La gratuité ne diminue pas le niveau d’incivilité. Celui-ci a même parfois tendance à augmenter du fait de l’absence de contrôleurs. Sur le plan budgétaire, la gratuité n’induit pas non plus d’améliorations conséquentes. La suppression des automates et personnels de surveillance est de portée très limitée sur le coût global du transport public. Dans certains cas, c’est d’ailleurs l’inverse qu’on observe : le renforcement du parc de véhicules augmente la facture du transport collectif.

Enfin, la philosophie économique de la gratuité des transports en commun fait débat.

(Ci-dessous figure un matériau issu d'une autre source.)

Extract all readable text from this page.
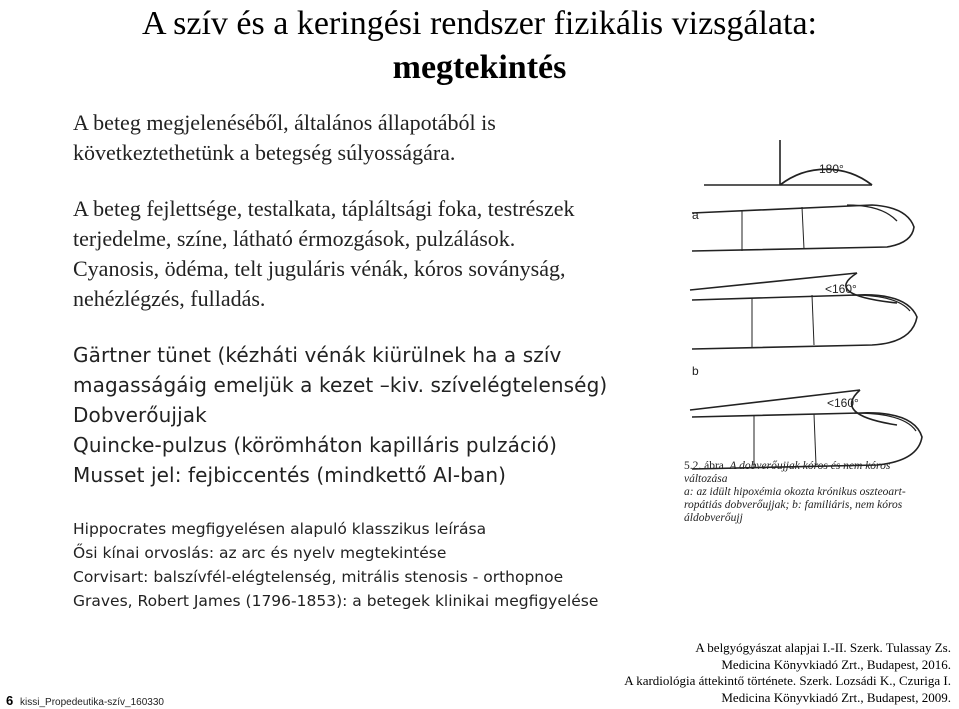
A szív és a keringési rendszer fizikális vizsgálata:
megtekintés
A beteg megjelenéséből, általános állapotából is
következtethetünk a betegség súlyosságára.
A beteg fejlettsége, testalkata, tápláltsági foka, testrészek
terjedelme, színe, látható érmozgások, pulzálások.
Cyanosis, ödéma, telt juguláris vénák, kóros soványság,
nehézlégzés, fulladás.
Gärtner tünet (kézháti vénák kiürülnek ha a szív
magasságáig emeljük a kezet –kiv. szívelégtelenség)
Dobverőujjak
Quincke-pulzus (körömháton kapilláris pulzáció)
Musset jel: fejbiccentés (mindkettő AI-ban)
Hippocrates megfigyelésen alapuló klasszikus leírása
Ősi kínai orvoslás: az arc és nyelv megtekintése
Corvisart: balszívfél-elégtelenség, mitrális stenosis - orthopnoe
Graves, Robert James (1796-1853): a betegek klinikai megfigyelése
a
b
180°
<160°
<160°
5.2. ábra. A dobverőujjak kóros és nem kóros
változása
a: az idült hipoxémia okozta krónikus oszteoart-
ropátiás dobverőujjak; b: familiáris, nem kóros
áldobverőujj
A belgyógyászat alapjai I.-II. Szerk. Tulassay Zs.
Medicina Könyvkiadó Zrt., Budapest, 2016.
A kardiológia áttekintő története. Szerk. Lozsádi K., Czuriga I.
Medicina Könyvkiadó Zrt., Budapest, 2009.
6 kissi_Propedeutika-szív_160330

Lorsque les transports publics sont payants, le prix acquitté par les usagers couvre généralement les besoins de financement à hauteur de 15 à 25%, le solde étant assuré par la taxation des entreprises et la contribution des collectivités territoriales – c’est-à-dire l’impôt. Dans les communes ayant opté pour la gratuité, ces deux derniers postes, notamment l’impôt, ont le plus souvent été augmentés. On fait ainsi payer en totalité par tous les contribuables un service que certains seulement utilisent. C’est, certes, le principe même du service public, mais les avis sont partagés sur sa pertinence économique et son équité dans le cas des transports en commun.

A côté de ces constats plutôt négatifs, la gratuité affiche deux résultats positifs d’importance. Le premier est d’ordre sociétal : en permettant à des catégories de population peu mobiles de circuler plus facilement, on renforce l’inclusion. Le second, et non le moindre, est de nature commerciale. La gratuité des transports publics attire vers les centres-villes une clientèle qui avait tendance à ne plus les fréquenter. Pour les partisans de la gratuité du transport en commun, ces deux avantages rendent son actif bien supérieur à son passif et justifient que son développement soit poursuivi.